Chapter 5 focuses on the validation of ACTG1 as a TRIM3 substrate in the hippocampus. By co-immunoprecipitating ACTG1 with TRIM3 and TRIM3 with ACTG1 from hippocampal synaptic fractions and from HEK293 cells after TRIM3 overexpression, we were able to show that TRIM3 and ACTG1 interact directly. We further demonstrate that loss of TRIM3 leads to an increase in ACTG1 in hippocampal neurons, and that overexpressing TRIM3 in heterologous cells causes a decrease in endogenous ACTG1 levels.

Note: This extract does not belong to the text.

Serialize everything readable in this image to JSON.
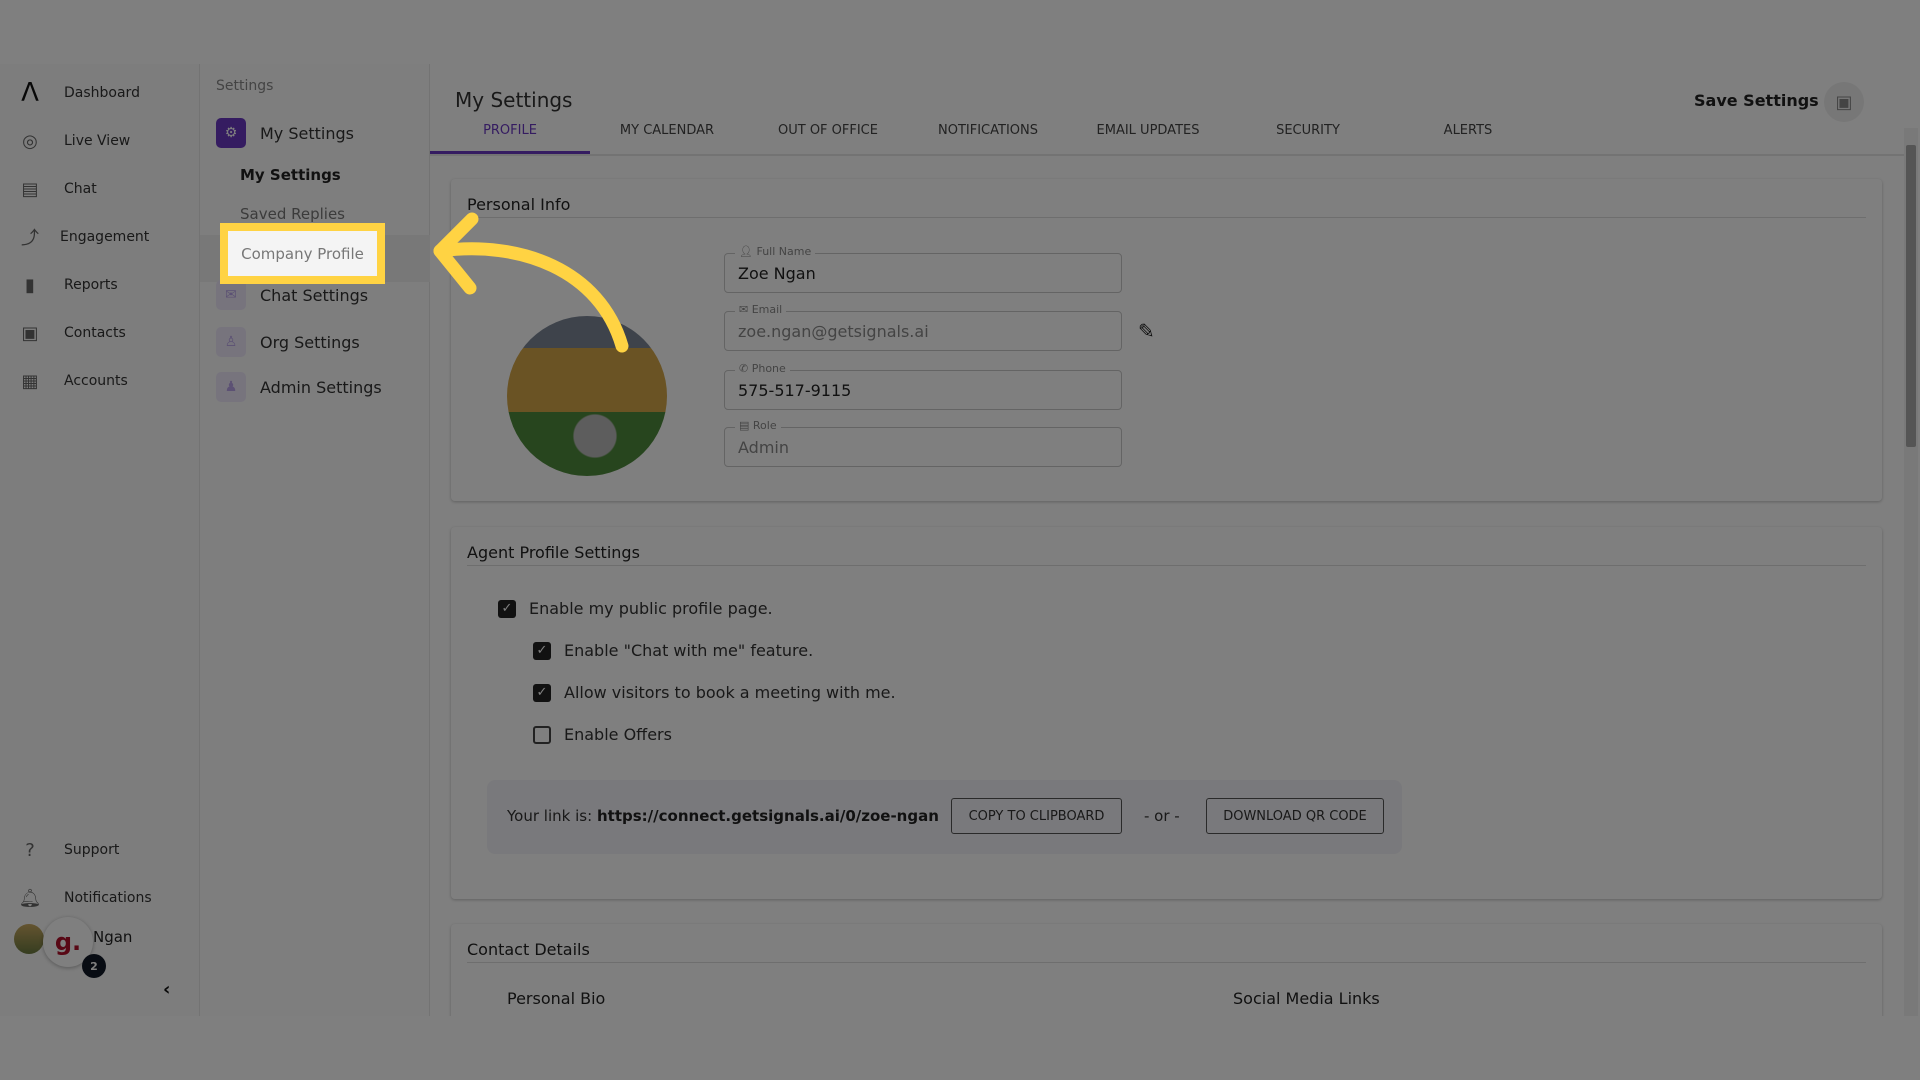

This decrease is caused by ubiquitylation and subsequent proteasomal degradation mediated by TRIM3. Finally, the importance of ACTG1 in learning and memory is evidenced for the first time by generating a forebrain specific Actg1 knockout mouse. These mice are viable, and show similar memory deficits in a contextual fear conditioning paradigm as Trim3-/- mice. However, whereas Trim3-/- mice showed increased short-term memory at two hours after conditioning, conditional Actg1 mice do so at 24 - 72 hours after conditioning. Taken together our findings suggest that temporal control of ACTG1 levels by TRIM3 is required to regulate the timing of hippocampal plasticity.
Chapter 6 Summarizes and discusses obtained data, placing TRIM3 and ACTG1 into a working model in which TRIM3, by fine tuning the expression, degradation and potentially polymerization of ACTG1, keeps the acquisition, consolidation and later expression of a fear memory within physiological boundaries, allowing individuals to function and properly react to their environment.